You could try using the REST request tracer to log every single request and the corresponding response. That would give a good indication whether the slowness is within Elasticsearch or without.
@DavidTurner Thanks for the suggestion! We examined the requests and indeed found out that response times within ES are quick for the scroll API. We found that requests, however, are coming in too slow. Somehow something is limiting the rate at which API calls to ES can be made. We are not sure yet what it is, but we are examining the different components of the infrastructure. Will update if I know more.
Alright, finally we have tracked down the issue. I will quickly summarize all things discussed here for people that are having similar issues.
We were seeing extreme performance degradation when reading a full index all at once using Spark (Elasticsearch-Hadoop connector). At first all seems good and performance is good. After a while search rate start to drop and there is hardly any evidence of read I/O.
Changing read parameters such as es.scroll.size and es.input.max.docs.per.partition did change search rates, but did NOT mitigate any overall performance degradation.
We were observing that the read performance using Spark came back after a while of the cluster being idle.
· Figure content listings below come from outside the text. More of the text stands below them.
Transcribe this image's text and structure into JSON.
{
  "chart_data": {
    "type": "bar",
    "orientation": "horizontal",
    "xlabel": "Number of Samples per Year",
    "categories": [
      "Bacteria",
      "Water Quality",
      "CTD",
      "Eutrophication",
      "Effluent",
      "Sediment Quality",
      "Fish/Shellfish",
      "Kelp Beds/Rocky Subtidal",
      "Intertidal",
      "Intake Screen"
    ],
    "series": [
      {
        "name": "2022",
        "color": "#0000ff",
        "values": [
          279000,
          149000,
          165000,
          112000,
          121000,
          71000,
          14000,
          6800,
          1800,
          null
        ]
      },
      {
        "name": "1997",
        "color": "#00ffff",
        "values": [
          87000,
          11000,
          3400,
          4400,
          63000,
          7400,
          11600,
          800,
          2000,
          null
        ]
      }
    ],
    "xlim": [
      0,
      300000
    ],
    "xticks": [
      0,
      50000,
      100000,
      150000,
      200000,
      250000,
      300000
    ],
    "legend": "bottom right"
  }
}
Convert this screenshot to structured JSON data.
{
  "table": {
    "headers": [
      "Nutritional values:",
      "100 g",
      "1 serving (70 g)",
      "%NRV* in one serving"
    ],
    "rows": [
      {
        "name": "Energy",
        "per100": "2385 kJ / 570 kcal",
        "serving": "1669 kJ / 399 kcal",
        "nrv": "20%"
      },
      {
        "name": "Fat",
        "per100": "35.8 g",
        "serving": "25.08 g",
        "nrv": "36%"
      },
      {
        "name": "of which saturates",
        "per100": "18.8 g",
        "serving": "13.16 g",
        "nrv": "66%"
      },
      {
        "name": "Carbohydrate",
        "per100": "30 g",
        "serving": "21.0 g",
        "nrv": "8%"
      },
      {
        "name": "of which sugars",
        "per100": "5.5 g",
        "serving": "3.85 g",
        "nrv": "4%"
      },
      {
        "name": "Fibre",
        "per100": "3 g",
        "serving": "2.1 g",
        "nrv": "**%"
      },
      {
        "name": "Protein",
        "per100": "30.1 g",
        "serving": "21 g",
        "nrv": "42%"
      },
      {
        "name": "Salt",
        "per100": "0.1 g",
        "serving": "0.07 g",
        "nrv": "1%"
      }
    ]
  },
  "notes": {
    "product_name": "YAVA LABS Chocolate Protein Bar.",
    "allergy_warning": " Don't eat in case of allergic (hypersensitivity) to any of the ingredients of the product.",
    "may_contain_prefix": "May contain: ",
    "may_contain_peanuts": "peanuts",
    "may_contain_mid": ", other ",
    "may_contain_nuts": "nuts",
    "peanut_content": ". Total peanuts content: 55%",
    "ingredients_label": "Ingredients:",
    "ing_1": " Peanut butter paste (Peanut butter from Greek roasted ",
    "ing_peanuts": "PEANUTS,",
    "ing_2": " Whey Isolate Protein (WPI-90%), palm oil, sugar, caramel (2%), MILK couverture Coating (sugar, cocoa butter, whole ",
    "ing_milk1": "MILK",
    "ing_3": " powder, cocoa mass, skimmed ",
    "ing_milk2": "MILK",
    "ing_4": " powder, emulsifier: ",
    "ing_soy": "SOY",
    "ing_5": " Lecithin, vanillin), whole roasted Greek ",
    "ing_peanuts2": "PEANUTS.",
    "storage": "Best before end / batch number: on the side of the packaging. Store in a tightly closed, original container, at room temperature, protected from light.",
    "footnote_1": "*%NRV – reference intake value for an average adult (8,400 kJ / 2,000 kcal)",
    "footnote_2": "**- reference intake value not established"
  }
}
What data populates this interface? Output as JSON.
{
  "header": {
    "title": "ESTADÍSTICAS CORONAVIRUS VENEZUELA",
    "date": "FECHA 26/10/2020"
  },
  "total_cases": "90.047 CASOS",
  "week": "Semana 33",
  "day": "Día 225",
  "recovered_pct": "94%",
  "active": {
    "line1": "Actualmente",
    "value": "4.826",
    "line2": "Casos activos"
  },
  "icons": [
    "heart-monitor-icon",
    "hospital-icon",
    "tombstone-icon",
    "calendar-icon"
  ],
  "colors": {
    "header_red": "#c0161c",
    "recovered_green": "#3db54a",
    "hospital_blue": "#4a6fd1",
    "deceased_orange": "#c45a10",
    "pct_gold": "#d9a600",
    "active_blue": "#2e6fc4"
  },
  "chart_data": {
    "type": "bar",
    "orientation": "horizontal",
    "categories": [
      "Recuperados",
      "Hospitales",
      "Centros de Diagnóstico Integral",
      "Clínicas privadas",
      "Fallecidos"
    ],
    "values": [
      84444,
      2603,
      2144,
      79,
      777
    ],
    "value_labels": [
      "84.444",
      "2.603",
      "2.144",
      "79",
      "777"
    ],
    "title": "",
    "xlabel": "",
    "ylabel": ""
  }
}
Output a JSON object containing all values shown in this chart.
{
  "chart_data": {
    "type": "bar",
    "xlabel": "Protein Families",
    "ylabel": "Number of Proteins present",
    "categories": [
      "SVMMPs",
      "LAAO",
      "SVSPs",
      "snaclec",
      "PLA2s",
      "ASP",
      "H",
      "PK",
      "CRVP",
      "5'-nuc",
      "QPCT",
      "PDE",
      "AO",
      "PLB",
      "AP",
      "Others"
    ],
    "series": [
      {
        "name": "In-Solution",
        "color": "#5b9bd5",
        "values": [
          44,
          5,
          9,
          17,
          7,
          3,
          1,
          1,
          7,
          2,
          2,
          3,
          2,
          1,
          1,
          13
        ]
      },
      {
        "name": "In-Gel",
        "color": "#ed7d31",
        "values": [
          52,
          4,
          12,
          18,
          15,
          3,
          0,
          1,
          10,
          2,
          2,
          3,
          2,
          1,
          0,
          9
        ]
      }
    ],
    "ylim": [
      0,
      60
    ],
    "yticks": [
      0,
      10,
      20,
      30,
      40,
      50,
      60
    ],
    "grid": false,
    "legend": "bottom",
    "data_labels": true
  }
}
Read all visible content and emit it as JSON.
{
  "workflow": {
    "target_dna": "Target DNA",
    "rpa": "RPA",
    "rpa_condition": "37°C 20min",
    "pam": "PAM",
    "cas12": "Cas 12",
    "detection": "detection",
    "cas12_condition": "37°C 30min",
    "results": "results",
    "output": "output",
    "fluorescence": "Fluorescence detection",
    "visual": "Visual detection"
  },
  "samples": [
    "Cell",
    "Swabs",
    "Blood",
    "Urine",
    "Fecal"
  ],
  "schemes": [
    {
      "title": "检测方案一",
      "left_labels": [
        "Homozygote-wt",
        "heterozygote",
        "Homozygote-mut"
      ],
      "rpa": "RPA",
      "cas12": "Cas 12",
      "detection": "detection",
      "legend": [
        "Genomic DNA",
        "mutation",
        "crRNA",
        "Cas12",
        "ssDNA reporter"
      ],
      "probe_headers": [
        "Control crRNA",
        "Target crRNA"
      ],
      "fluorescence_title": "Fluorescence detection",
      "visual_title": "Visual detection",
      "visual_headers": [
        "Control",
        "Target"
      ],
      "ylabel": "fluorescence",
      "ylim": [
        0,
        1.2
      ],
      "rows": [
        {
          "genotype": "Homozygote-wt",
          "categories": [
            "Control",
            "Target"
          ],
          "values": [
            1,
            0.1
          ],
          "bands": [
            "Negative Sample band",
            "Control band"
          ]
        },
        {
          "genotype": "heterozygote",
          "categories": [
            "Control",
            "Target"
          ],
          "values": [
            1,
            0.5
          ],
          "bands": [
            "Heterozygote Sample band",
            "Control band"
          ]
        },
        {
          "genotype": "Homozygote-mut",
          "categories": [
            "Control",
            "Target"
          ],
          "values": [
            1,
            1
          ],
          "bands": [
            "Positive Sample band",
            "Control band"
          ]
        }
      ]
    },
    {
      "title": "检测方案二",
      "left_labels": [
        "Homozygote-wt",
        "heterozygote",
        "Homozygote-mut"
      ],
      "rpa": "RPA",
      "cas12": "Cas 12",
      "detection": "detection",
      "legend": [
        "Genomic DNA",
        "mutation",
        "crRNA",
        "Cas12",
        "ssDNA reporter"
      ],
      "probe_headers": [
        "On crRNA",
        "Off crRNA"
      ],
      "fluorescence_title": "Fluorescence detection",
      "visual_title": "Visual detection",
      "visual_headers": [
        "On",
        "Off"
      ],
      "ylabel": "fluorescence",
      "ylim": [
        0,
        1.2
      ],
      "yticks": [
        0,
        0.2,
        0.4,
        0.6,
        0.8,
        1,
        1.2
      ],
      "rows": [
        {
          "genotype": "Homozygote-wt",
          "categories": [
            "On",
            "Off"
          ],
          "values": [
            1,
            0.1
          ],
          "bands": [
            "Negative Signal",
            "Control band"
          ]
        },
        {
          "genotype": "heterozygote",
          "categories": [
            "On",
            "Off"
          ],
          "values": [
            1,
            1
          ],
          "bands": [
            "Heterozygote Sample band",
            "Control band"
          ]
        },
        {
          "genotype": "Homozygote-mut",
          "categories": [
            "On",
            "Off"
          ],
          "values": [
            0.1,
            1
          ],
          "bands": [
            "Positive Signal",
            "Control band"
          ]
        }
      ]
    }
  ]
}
We were able to confirm that the problem was not on Elasticsearch side by using the REST request tracer (@DavidTurner). This showed that request-response times of Elasticsearch were great.
We eventually found that our ingress controller of our Kubernetes cluster was underperforming, causing a bottleneck. Probably this is caused by Spark opening a lot of connections, but this we need to verify.